72 stolen Benin artefacts have been officially returned to Nigeria by a modest museum in south-east London.
The objects, which were forcibly removed from Benin City in 1897, have now been restored to the Nigerian government by the Horniman Museum in southeast London.
The Horniman responded to a request from Nigeria’s National Commission for Museums and Monuments (NCMM) by describing restoring the stolen items as a “moral and appropriate” action.
The fate of thousands of artefacts kept at major institutions throughout the world, such as the British Museum, is still up in the air.
At a ceremony to celebrate the transfer of ownership of 72 seized items, the first six pieces that were returned—including two “Benin Bronze” plaques from the royal palace—were delivered to Nigerian officials.
British soldiers took the goods from Benin City in February 1897.
Before the official handover, journalists questioned Professor Abba Tijani, director-general of the NCMM, and Nick Merriman, CEO of the Horniman Museum and Gardens, about whether they were frustrated by the British Museum’s apparent reluctance to transfer the 900 objects it has held for more than a century.

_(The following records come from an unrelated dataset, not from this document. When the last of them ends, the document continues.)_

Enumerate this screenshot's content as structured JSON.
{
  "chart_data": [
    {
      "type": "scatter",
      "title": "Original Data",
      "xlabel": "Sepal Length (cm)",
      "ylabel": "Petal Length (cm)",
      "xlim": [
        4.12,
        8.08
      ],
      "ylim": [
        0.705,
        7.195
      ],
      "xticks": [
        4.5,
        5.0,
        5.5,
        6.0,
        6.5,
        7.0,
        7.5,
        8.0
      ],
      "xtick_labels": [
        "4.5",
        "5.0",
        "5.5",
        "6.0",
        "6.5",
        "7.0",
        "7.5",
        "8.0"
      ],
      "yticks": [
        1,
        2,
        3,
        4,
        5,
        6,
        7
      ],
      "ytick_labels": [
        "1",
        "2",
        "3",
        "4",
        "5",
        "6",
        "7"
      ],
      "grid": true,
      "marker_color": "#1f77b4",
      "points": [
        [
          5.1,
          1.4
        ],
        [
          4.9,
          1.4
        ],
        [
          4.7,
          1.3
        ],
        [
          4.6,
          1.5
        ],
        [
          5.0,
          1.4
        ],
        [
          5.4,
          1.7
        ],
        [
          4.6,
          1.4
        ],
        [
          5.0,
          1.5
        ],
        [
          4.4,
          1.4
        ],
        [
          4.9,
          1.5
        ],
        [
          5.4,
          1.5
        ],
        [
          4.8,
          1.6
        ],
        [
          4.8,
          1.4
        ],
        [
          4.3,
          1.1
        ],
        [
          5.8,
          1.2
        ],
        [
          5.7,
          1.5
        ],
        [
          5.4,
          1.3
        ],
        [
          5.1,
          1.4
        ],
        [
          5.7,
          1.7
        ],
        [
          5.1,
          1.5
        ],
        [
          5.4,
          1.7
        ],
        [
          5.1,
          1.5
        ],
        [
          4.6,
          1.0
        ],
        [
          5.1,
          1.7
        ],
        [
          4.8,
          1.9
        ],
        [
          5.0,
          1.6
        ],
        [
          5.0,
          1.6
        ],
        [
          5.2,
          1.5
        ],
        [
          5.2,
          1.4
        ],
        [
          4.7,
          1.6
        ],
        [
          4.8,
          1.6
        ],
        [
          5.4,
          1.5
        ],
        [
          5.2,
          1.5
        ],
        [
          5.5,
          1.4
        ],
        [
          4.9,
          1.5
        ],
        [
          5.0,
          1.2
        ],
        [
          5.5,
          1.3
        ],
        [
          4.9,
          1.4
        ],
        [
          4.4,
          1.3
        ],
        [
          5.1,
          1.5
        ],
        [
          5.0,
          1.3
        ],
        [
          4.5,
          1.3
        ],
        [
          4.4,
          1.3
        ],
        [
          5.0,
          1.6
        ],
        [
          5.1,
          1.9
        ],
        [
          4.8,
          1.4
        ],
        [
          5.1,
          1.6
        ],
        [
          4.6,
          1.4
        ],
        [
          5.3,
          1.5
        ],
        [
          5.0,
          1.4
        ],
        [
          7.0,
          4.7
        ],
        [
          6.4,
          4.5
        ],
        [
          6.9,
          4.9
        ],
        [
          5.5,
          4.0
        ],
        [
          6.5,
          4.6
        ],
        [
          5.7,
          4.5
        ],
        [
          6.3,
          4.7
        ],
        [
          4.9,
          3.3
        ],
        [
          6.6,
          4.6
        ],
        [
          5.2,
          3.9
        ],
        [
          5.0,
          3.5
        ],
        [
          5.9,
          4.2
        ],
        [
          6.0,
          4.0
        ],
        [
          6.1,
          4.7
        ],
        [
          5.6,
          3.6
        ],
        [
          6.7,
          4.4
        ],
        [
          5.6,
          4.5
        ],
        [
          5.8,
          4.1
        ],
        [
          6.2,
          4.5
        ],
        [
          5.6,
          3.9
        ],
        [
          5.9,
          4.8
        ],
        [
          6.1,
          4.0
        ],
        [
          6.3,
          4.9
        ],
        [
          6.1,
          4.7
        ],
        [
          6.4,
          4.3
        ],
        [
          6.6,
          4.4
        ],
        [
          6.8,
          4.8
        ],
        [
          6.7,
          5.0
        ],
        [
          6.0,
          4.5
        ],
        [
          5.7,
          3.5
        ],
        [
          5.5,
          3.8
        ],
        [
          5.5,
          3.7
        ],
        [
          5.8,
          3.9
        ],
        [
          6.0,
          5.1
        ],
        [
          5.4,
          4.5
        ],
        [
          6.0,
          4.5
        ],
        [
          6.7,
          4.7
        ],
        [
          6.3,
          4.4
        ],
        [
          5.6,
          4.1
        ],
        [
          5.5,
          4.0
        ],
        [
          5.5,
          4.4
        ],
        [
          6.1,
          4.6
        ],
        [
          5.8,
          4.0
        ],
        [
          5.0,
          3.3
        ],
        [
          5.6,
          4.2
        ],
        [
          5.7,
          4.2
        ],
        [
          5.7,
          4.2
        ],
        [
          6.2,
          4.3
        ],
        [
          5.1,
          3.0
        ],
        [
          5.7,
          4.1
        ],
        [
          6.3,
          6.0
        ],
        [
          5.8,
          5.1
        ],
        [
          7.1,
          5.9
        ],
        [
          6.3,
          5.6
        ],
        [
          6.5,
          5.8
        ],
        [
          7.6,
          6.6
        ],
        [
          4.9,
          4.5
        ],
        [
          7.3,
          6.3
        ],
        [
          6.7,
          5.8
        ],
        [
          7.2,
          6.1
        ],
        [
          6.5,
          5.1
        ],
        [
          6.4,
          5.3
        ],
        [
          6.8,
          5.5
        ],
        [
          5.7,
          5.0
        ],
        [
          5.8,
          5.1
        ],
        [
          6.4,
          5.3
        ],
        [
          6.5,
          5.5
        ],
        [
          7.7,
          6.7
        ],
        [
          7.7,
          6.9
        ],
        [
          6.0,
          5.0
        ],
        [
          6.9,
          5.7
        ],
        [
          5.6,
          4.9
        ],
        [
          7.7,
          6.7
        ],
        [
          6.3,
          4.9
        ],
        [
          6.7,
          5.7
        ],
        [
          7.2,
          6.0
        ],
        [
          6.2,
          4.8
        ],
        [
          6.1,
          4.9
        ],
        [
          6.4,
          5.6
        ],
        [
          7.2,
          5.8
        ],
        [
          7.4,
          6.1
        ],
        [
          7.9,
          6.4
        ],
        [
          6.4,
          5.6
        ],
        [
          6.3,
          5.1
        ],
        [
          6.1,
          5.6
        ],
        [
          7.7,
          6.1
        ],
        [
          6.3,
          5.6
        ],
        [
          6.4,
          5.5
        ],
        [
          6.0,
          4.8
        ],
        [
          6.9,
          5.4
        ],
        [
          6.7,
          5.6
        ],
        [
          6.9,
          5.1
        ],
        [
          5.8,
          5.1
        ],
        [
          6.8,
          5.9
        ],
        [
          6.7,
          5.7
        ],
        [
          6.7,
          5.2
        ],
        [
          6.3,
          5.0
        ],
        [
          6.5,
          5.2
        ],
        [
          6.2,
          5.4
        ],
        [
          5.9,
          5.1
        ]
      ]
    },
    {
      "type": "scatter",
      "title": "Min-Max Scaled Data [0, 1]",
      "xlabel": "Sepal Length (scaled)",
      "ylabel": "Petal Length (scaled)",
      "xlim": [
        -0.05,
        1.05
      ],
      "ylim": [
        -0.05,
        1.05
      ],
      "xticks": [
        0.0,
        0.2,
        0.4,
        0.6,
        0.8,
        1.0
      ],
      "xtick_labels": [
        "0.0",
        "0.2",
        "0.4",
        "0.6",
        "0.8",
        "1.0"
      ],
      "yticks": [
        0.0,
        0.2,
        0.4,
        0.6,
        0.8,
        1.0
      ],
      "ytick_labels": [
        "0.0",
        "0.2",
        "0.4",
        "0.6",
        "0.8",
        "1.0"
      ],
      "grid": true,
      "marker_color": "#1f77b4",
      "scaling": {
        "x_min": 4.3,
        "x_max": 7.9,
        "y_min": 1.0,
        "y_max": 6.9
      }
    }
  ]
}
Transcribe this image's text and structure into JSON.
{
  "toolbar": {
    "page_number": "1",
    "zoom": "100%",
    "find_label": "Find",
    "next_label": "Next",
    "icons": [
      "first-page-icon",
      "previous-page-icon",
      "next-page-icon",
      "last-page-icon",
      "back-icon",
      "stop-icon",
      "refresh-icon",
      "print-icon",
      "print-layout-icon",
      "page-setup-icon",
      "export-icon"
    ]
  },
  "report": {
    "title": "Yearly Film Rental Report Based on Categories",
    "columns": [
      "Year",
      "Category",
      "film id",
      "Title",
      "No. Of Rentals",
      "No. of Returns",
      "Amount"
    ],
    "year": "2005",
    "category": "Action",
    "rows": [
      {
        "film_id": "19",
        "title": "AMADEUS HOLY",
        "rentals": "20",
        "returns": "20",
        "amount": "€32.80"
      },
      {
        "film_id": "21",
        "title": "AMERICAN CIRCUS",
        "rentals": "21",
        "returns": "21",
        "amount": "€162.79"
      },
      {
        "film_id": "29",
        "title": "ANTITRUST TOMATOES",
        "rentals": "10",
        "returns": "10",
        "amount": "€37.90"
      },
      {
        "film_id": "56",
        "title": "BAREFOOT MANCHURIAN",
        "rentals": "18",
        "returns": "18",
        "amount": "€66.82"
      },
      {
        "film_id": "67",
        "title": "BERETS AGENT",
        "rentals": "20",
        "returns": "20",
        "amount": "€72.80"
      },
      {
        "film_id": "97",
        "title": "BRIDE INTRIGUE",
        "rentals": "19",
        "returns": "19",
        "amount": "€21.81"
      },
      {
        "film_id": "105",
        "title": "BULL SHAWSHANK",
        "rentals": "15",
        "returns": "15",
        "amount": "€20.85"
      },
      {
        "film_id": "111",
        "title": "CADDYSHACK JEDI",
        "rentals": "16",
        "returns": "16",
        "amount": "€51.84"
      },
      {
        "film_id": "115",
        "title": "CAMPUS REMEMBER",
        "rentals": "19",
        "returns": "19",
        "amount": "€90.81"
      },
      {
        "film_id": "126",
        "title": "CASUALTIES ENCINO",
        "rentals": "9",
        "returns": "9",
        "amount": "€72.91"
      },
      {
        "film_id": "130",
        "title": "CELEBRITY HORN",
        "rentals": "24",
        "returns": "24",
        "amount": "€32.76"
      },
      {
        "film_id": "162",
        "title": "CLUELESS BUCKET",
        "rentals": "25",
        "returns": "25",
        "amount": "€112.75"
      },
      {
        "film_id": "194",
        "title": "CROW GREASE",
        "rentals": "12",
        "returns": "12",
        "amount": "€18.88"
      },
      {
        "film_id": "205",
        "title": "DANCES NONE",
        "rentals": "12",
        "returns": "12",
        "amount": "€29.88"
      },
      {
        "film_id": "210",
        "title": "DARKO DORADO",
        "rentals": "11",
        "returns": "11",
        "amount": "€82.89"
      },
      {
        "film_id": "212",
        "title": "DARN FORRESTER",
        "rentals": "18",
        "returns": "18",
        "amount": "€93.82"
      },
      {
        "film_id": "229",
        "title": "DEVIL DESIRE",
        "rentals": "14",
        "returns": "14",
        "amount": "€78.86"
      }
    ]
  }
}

Mr. Merriman, who said the Horniman had been an ‘excellent example’ of leadership, stated: ‘Journalists who ask me about the Benin return always want to ask me about the British Museum.
‘I would rather talk about what an excellent example the Horniman is rather than answer questions about the British Museum.’
Professor Tijani later explained that about 5,000 Benin bronzes are currently “scattered” around the world.
He expressed his hope that discussions with various organizations would lead to agreements that may signal the return of the artifacts from countries like Germany and the United States.